I used to eat Dodgers peanuts. I’d laugh at the losers who ate Angels or Padres peanuts. The Dodgers peanuts just tasted better and they’d always be the first ones gone from the peanut display at Ralph’s, leaving sack after sack of lame Halo nuts that no one would ever buy. But when you’re team kicks you in the nuts, well, you need to reevaluate your nut consumption.

Now, of course, I only eat Yankees peanuts and apparently I’m not the only nut who’s looking to switch teams. About three months after I publicly quit the Dodgers, I came across this article in the Sunday Los Angeles Times (see the photo above).

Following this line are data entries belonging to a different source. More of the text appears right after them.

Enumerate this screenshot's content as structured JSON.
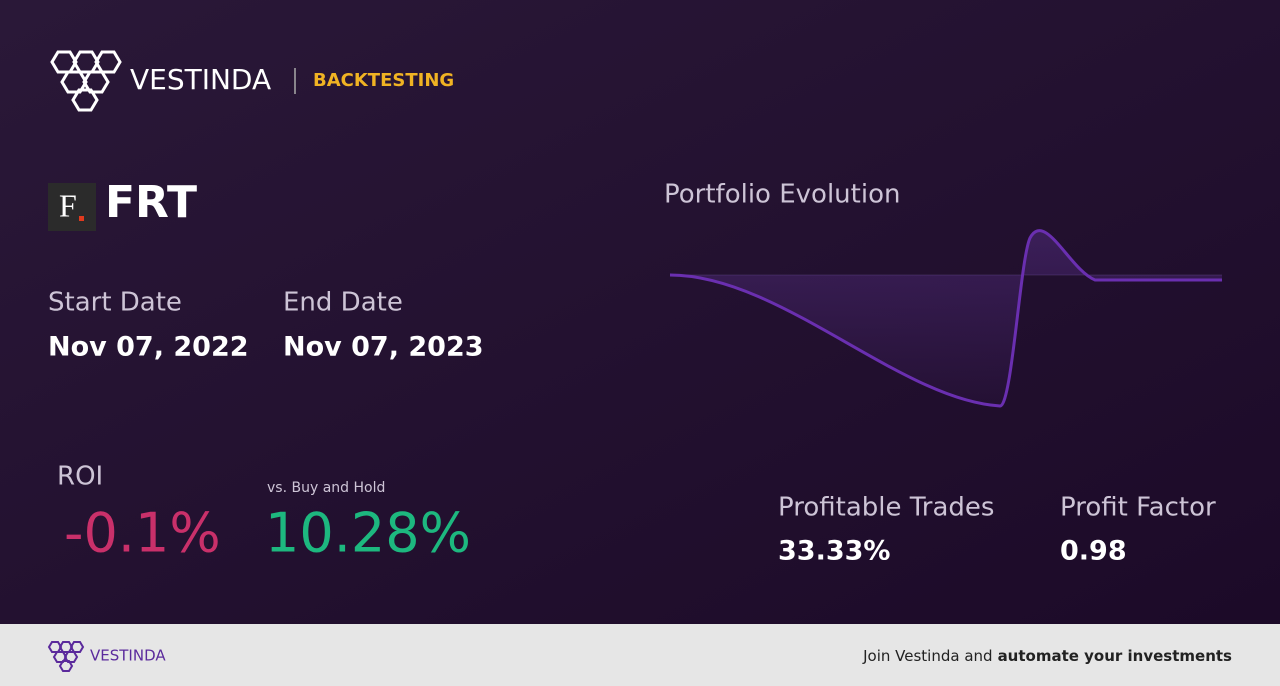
{
  "header": {
    "brand": "VESTINDA",
    "section": "BACKTESTING"
  },
  "ticker": {
    "logo": "F",
    "symbol": "FRT"
  },
  "dates": {
    "start_label": "Start Date",
    "start": "Nov 07, 2022",
    "end_label": "End Date",
    "end": "Nov 07, 2023"
  },
  "roi": {
    "label": "ROI",
    "value": "-0.1%",
    "benchmark_label": "vs. Buy and Hold",
    "benchmark": "10.28%"
  },
  "chart": {
    "title": "Portfolio Evolution"
  },
  "stats": [
    {
      "label": "Profitable Trades",
      "value": "33.33%"
    },
    {
      "label": "Profit Factor",
      "value": "0.98"
    }
  ],
  "footer": {
    "brand": "VESTINDA",
    "cta_prefix": "Join Vestinda and",
    "cta_bold": "automate your investments"
  }
}
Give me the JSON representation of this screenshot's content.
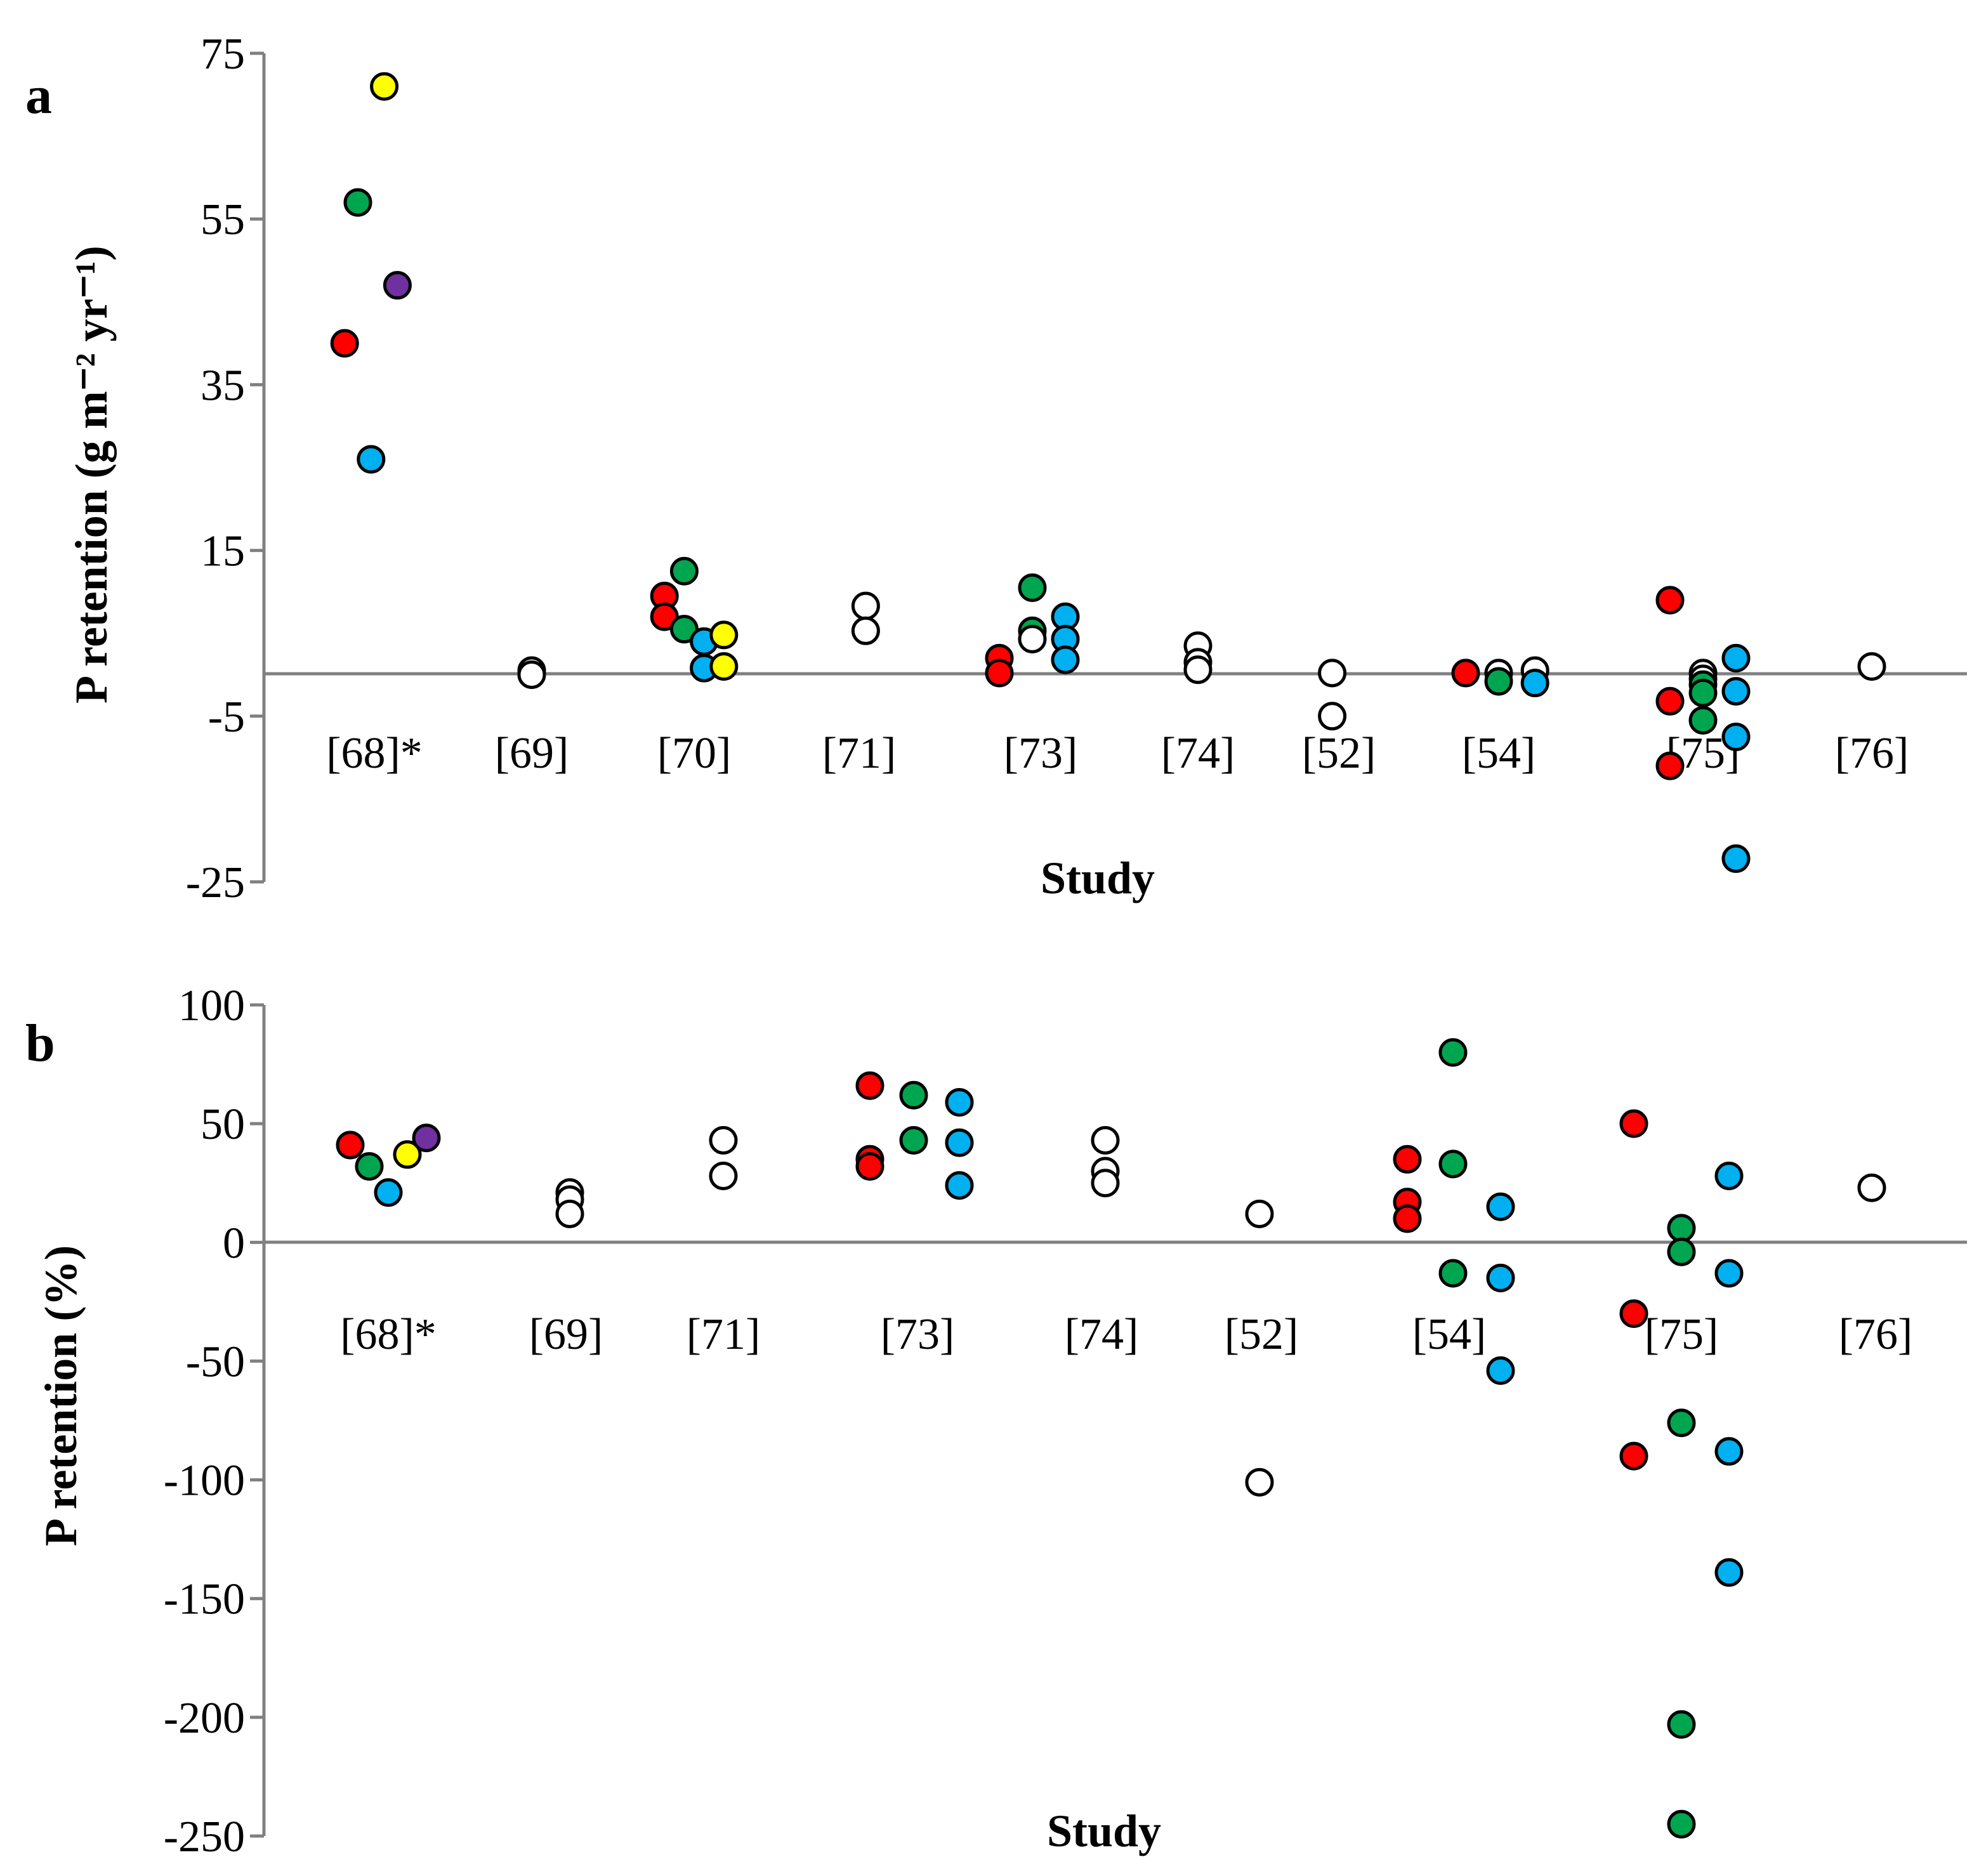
{
  "palette": {
    "red": "#ff0000",
    "green": "#00a64f",
    "blue": "#00b0f0",
    "yellow": "#ffff00",
    "purple": "#7030a0",
    "white": "#ffffff"
  },
  "chart_data": [
    {
      "panel": "a",
      "type": "scatter",
      "xlabel": "Study",
      "ylabel": "P retention (g m⁻² yr⁻¹)",
      "ylim": [
        -25,
        75
      ],
      "yticks": [
        "75",
        "55",
        "35",
        "15",
        "-5",
        "-25"
      ],
      "ytick_values": [
        75,
        55,
        35,
        15,
        -5,
        -25
      ],
      "zero_line": 0,
      "categories": [
        "[68]*",
        "[69]",
        "[70]",
        "[71]",
        "[73]",
        "[74]",
        "[52]",
        "[54]",
        "[75]",
        "[76]"
      ],
      "points": [
        {
          "cat": 0,
          "dx": -0.18,
          "y": 40,
          "color": "red"
        },
        {
          "cat": 0,
          "dx": -0.1,
          "y": 57,
          "color": "green"
        },
        {
          "cat": 0,
          "dx": -0.02,
          "y": 26,
          "color": "blue"
        },
        {
          "cat": 0,
          "dx": 0.06,
          "y": 71,
          "color": "yellow"
        },
        {
          "cat": 0,
          "dx": 0.14,
          "y": 47,
          "color": "purple"
        },
        {
          "cat": 1,
          "dx": 0.0,
          "y": 0.5,
          "color": "white"
        },
        {
          "cat": 1,
          "dx": 0.0,
          "y": 0.0,
          "color": "white"
        },
        {
          "cat": 2,
          "dx": -0.18,
          "y": 9.5,
          "color": "red"
        },
        {
          "cat": 2,
          "dx": -0.18,
          "y": 7.0,
          "color": "red"
        },
        {
          "cat": 2,
          "dx": -0.06,
          "y": 12.5,
          "color": "green"
        },
        {
          "cat": 2,
          "dx": -0.06,
          "y": 5.5,
          "color": "green"
        },
        {
          "cat": 2,
          "dx": 0.06,
          "y": 4.0,
          "color": "blue"
        },
        {
          "cat": 2,
          "dx": 0.06,
          "y": 0.8,
          "color": "blue"
        },
        {
          "cat": 2,
          "dx": 0.18,
          "y": 4.8,
          "color": "yellow"
        },
        {
          "cat": 2,
          "dx": 0.18,
          "y": 1.0,
          "color": "yellow"
        },
        {
          "cat": 3,
          "dx": 0.04,
          "y": 8.3,
          "color": "white"
        },
        {
          "cat": 3,
          "dx": 0.04,
          "y": 5.3,
          "color": "white"
        },
        {
          "cat": 4,
          "dx": -0.25,
          "y": 2.0,
          "color": "red"
        },
        {
          "cat": 4,
          "dx": -0.25,
          "y": 0.2,
          "color": "red"
        },
        {
          "cat": 4,
          "dx": -0.05,
          "y": 10.5,
          "color": "green"
        },
        {
          "cat": 4,
          "dx": -0.05,
          "y": 5.3,
          "color": "green"
        },
        {
          "cat": 4,
          "dx": -0.05,
          "y": 4.3,
          "color": "white"
        },
        {
          "cat": 4,
          "dx": 0.15,
          "y": 7.0,
          "color": "blue"
        },
        {
          "cat": 4,
          "dx": 0.15,
          "y": 4.3,
          "color": "blue"
        },
        {
          "cat": 4,
          "dx": 0.15,
          "y": 1.8,
          "color": "blue"
        },
        {
          "cat": 5,
          "dx": 0.0,
          "y": 3.5,
          "color": "white"
        },
        {
          "cat": 5,
          "dx": 0.0,
          "y": 1.5,
          "color": "white"
        },
        {
          "cat": 5,
          "dx": 0.0,
          "y": 0.6,
          "color": "white"
        },
        {
          "cat": 6,
          "dx": -0.04,
          "y": 0.2,
          "color": "white"
        },
        {
          "cat": 6,
          "dx": -0.04,
          "y": -5.0,
          "color": "white"
        },
        {
          "cat": 7,
          "dx": -0.2,
          "y": 0.2,
          "color": "red"
        },
        {
          "cat": 7,
          "dx": 0.0,
          "y": 0.2,
          "color": "white"
        },
        {
          "cat": 7,
          "dx": 0.0,
          "y": -0.8,
          "color": "green"
        },
        {
          "cat": 7,
          "dx": 0.22,
          "y": 0.5,
          "color": "white"
        },
        {
          "cat": 7,
          "dx": 0.22,
          "y": -1.0,
          "color": "blue"
        },
        {
          "cat": 8,
          "dx": -0.2,
          "y": 9.0,
          "color": "red"
        },
        {
          "cat": 8,
          "dx": -0.2,
          "y": -3.2,
          "color": "red"
        },
        {
          "cat": 8,
          "dx": -0.2,
          "y": -11.0,
          "color": "red"
        },
        {
          "cat": 8,
          "dx": 0.0,
          "y": 0.2,
          "color": "white"
        },
        {
          "cat": 8,
          "dx": 0.0,
          "y": -0.5,
          "color": "white"
        },
        {
          "cat": 8,
          "dx": 0.0,
          "y": -1.2,
          "color": "green"
        },
        {
          "cat": 8,
          "dx": 0.0,
          "y": -2.2,
          "color": "green"
        },
        {
          "cat": 8,
          "dx": 0.0,
          "y": -5.5,
          "color": "green"
        },
        {
          "cat": 8,
          "dx": 0.2,
          "y": 2.0,
          "color": "blue"
        },
        {
          "cat": 8,
          "dx": 0.2,
          "y": -2.0,
          "color": "blue"
        },
        {
          "cat": 8,
          "dx": 0.2,
          "y": -7.5,
          "color": "blue"
        },
        {
          "cat": 8,
          "dx": 0.2,
          "y": -22.2,
          "color": "blue"
        },
        {
          "cat": 9,
          "dx": 0.0,
          "y": 1.0,
          "color": "white"
        }
      ]
    },
    {
      "panel": "b",
      "type": "scatter",
      "xlabel": "Study",
      "ylabel": "P retention (%)",
      "ylim": [
        -250,
        100
      ],
      "yticks": [
        "100",
        "50",
        "0",
        "-50",
        "-100",
        "-150",
        "-200",
        "-250"
      ],
      "ytick_values": [
        100,
        50,
        0,
        -50,
        -100,
        -150,
        -200,
        -250
      ],
      "zero_line": 0,
      "categories": [
        "[68]*",
        "[69]",
        "[71]",
        "[73]",
        "[74]",
        "[52]",
        "[54]",
        "[75]",
        "[76]"
      ],
      "points": [
        {
          "cat": 0,
          "dx": -0.2,
          "y": 41,
          "color": "red"
        },
        {
          "cat": 0,
          "dx": -0.1,
          "y": 32,
          "color": "green"
        },
        {
          "cat": 0,
          "dx": 0.0,
          "y": 21,
          "color": "blue"
        },
        {
          "cat": 0,
          "dx": 0.1,
          "y": 37,
          "color": "yellow"
        },
        {
          "cat": 0,
          "dx": 0.2,
          "y": 44,
          "color": "purple"
        },
        {
          "cat": 1,
          "dx": 0.02,
          "y": 21,
          "color": "white"
        },
        {
          "cat": 1,
          "dx": 0.02,
          "y": 18,
          "color": "white"
        },
        {
          "cat": 1,
          "dx": 0.02,
          "y": 12,
          "color": "white"
        },
        {
          "cat": 2,
          "dx": 0.0,
          "y": 43,
          "color": "white"
        },
        {
          "cat": 2,
          "dx": 0.0,
          "y": 28,
          "color": "white"
        },
        {
          "cat": 3,
          "dx": -0.25,
          "y": 66,
          "color": "red"
        },
        {
          "cat": 3,
          "dx": -0.25,
          "y": 35,
          "color": "red"
        },
        {
          "cat": 3,
          "dx": -0.25,
          "y": 32,
          "color": "red"
        },
        {
          "cat": 3,
          "dx": -0.02,
          "y": 62,
          "color": "green"
        },
        {
          "cat": 3,
          "dx": -0.02,
          "y": 43,
          "color": "green"
        },
        {
          "cat": 3,
          "dx": 0.22,
          "y": 59,
          "color": "blue"
        },
        {
          "cat": 3,
          "dx": 0.22,
          "y": 42,
          "color": "blue"
        },
        {
          "cat": 3,
          "dx": 0.22,
          "y": 24,
          "color": "blue"
        },
        {
          "cat": 4,
          "dx": 0.02,
          "y": 43,
          "color": "white"
        },
        {
          "cat": 4,
          "dx": 0.02,
          "y": 30,
          "color": "white"
        },
        {
          "cat": 4,
          "dx": 0.02,
          "y": 25,
          "color": "white"
        },
        {
          "cat": 5,
          "dx": -0.01,
          "y": 12,
          "color": "white"
        },
        {
          "cat": 5,
          "dx": -0.01,
          "y": -101,
          "color": "white"
        },
        {
          "cat": 6,
          "dx": -0.22,
          "y": 35,
          "color": "red"
        },
        {
          "cat": 6,
          "dx": -0.22,
          "y": 17,
          "color": "red"
        },
        {
          "cat": 6,
          "dx": -0.22,
          "y": 10,
          "color": "red"
        },
        {
          "cat": 6,
          "dx": 0.02,
          "y": 80,
          "color": "green"
        },
        {
          "cat": 6,
          "dx": 0.02,
          "y": 33,
          "color": "green"
        },
        {
          "cat": 6,
          "dx": 0.02,
          "y": -13,
          "color": "green"
        },
        {
          "cat": 6,
          "dx": 0.27,
          "y": 15,
          "color": "blue"
        },
        {
          "cat": 6,
          "dx": 0.27,
          "y": -15,
          "color": "blue"
        },
        {
          "cat": 6,
          "dx": 0.27,
          "y": -54,
          "color": "blue"
        },
        {
          "cat": 7,
          "dx": -0.25,
          "y": 50,
          "color": "red"
        },
        {
          "cat": 7,
          "dx": -0.25,
          "y": -30,
          "color": "red"
        },
        {
          "cat": 7,
          "dx": -0.25,
          "y": -90,
          "color": "red"
        },
        {
          "cat": 7,
          "dx": 0.0,
          "y": 6,
          "color": "green"
        },
        {
          "cat": 7,
          "dx": 0.0,
          "y": -4,
          "color": "green"
        },
        {
          "cat": 7,
          "dx": 0.0,
          "y": -76,
          "color": "green"
        },
        {
          "cat": 7,
          "dx": 0.0,
          "y": -203,
          "color": "green"
        },
        {
          "cat": 7,
          "dx": 0.0,
          "y": -245,
          "color": "green"
        },
        {
          "cat": 7,
          "dx": 0.25,
          "y": 28,
          "color": "blue"
        },
        {
          "cat": 7,
          "dx": 0.25,
          "y": -13,
          "color": "blue"
        },
        {
          "cat": 7,
          "dx": 0.25,
          "y": -88,
          "color": "blue"
        },
        {
          "cat": 7,
          "dx": 0.25,
          "y": -139,
          "color": "blue"
        },
        {
          "cat": 8,
          "dx": -0.02,
          "y": 23,
          "color": "white"
        }
      ]
    }
  ]
}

It tells the story of fans in Yucaipa and Mar Vista and Encino – lifelong Dodgers fans – that are quitting the Dodgers. It talks about how people are no longer flying their Dodgers flags in their yards; about how the combination of a crappy team and no televised games is, increasingly, leading fans to find something better to do.

The article outlines the fact that the Dodgers are owned by a financial conglomerate and that, in the end, should the Dodgers begin to lose fans at the rate they’re losing games, the company will just sell the team, make their profit and move on. When that happens, the Dodgers will be approaching forty years of futility without a championship and, just like the Lakers, they’ll be an afterthought in a town they once owned.

But this really doesn’t mean shit to me because I have a three-day weekend coming up. On Memorial Day I’ll be memorializing DiMaggio and Gehrig and Ruth and Jeter and Judge with Yankee Dogs (they look just like Dodger Dogs but when you win everything just tastes better) and Yankees Peanuts while watching the greatest team in the annals of baseball play on TV. (The Dodgers will licking their wounds after getting swept by the Padres.)

I don’t care if anyone else quits the Dodgers, but it was nice to see that I’m not the only sports fan around here with enough nuts to stand up for what’s right.